La primera vez que leí 1984, con la sombra del franquismo pegada al talón de los recuerdos y de las intuiciones, me conformé asumiendo la crítica que George Orwell desplegaba contra las dictaduras. En el trabajo, en el amor, en la manera de pasear por las ciudades o de salir al campo, en la forma de padecer la soledad de una cocina o de sentarse junto a compañeros sospechosos bajo el aire turbio de una cafetería laboral, en el modo de conducir los miedos o de reglar las pequeñas ilusiones, los sistemas totalitarios controlan la existencia de los ciudadanos, nos convierten en cuerpos sometidos, en figuras sin autonomía, sin intimidad. El gran hermano te ve, el gran hermano te observa, el gran hermano vigila tus movimientos, repetía Orwell en el estribillo de su novela, mientras un infinito de cámaras secretas y de delaciones fijaba la atmósfera de la represión, de esa falta de aire que no sólo controla el presente, sino que vuelve al pasado para reescribirlo, para manipular los libros y las historias, para adaptar los recuerdos colectivos a la idea del futuro que necesita imponer.La segunda vez que leí 1984, cuando los almanaques habían superado el año sombrío de este título y la vida española disfrutaba ya del hedonismo sin memoria de la modernidad, comprendí que muchas de las profecías tiránicas de Orwell se estaban cumpliendo en las formas democráticas y en la libertad vertiginosa de las sociedades occidentales. Acostumbrados a pensar en los modos de control de la dictadura, nos cuesta trabajo descubrir las formas opresivas de la libertad. 1984 se ha cumplido en las naciones democráticas, y ahí está un canal de televisión convirtiendo en realidad y en éxito colectivo la metáfora del Big Brother, el poder vigilante y manipulador de las cámaras, el movimiento controlado de unos ratones de laboratorios que sufren la mirada de los otros y lanzan a los cuatro vientos su falta de pudor, la mordedura implacable de sus miserias, el ruido de la vulgaridad.

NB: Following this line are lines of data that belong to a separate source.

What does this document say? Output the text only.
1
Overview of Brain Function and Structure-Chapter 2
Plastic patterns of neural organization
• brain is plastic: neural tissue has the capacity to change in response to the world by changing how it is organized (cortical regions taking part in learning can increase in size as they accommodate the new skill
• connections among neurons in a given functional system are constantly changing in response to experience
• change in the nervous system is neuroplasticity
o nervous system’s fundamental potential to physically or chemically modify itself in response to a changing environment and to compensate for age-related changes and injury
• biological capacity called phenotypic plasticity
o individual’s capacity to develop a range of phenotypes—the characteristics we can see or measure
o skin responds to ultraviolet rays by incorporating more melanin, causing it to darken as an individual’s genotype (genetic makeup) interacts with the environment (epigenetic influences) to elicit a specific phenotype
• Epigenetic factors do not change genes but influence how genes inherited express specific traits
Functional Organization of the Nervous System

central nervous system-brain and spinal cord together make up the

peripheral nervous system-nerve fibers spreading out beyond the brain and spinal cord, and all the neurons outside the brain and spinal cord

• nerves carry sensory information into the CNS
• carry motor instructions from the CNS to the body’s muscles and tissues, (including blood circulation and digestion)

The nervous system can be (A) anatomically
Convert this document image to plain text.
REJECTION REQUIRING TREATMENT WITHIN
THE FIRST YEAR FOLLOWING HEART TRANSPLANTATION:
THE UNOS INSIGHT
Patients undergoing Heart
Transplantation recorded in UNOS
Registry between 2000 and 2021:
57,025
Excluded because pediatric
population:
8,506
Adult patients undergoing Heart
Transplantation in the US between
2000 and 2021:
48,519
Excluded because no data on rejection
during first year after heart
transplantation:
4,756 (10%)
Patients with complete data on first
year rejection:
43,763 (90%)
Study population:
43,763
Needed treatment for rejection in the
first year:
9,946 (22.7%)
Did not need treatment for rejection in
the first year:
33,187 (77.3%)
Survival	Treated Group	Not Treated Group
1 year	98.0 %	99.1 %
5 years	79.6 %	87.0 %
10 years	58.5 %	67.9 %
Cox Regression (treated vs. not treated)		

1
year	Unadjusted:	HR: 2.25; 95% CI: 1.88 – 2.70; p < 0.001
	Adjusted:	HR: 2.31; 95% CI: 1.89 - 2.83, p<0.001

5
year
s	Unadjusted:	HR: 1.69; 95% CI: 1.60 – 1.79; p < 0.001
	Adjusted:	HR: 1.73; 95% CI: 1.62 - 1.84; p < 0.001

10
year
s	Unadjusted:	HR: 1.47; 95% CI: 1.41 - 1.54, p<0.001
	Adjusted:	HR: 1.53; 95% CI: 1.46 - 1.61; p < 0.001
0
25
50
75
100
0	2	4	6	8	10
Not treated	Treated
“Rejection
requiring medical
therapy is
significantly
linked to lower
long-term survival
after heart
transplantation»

Hay quien justifica el espíritu de este programa porque el éxito de audiencia supone un acto de libertad colectiva, una superación de los tabúes, de los pudores hipócritas de la sociedad tradicional española. Hay quien critica las cámaras del Gran Hermano, porque su vigilancia obsesiva representa el poder dictatorial. Estoy más cerca de los que mantienen que este programa es un acto de libertad, pero no para justificarlo, sino para denunciarlo, para denunciar la idea de tolerancia radical y de libertad impudorosa que han impuesto los códigos del consumo. La verdadera agresión no está en la cámara que vigila, sino en el impudor moral del individuo que se considera con el derecho de invadir la intimidad de los otros con sus ruidos, sus besos, sus sábanas, sus movimientos en el cuarto de baño, sus peleas de cocina, sus neveras, su vulgaridad. La muerte de la convivencia y de la dignidad en los espacios públicos es inseparable de la liquidación moral del individuo, de la construcción del impudor posesivo como modelo de libertad personal. La tolerancia infinita de las intimidades aniquiladas, de las diferencias imposibles, es una terrible forma de control impuesta por el derecho implacable de los consumidores.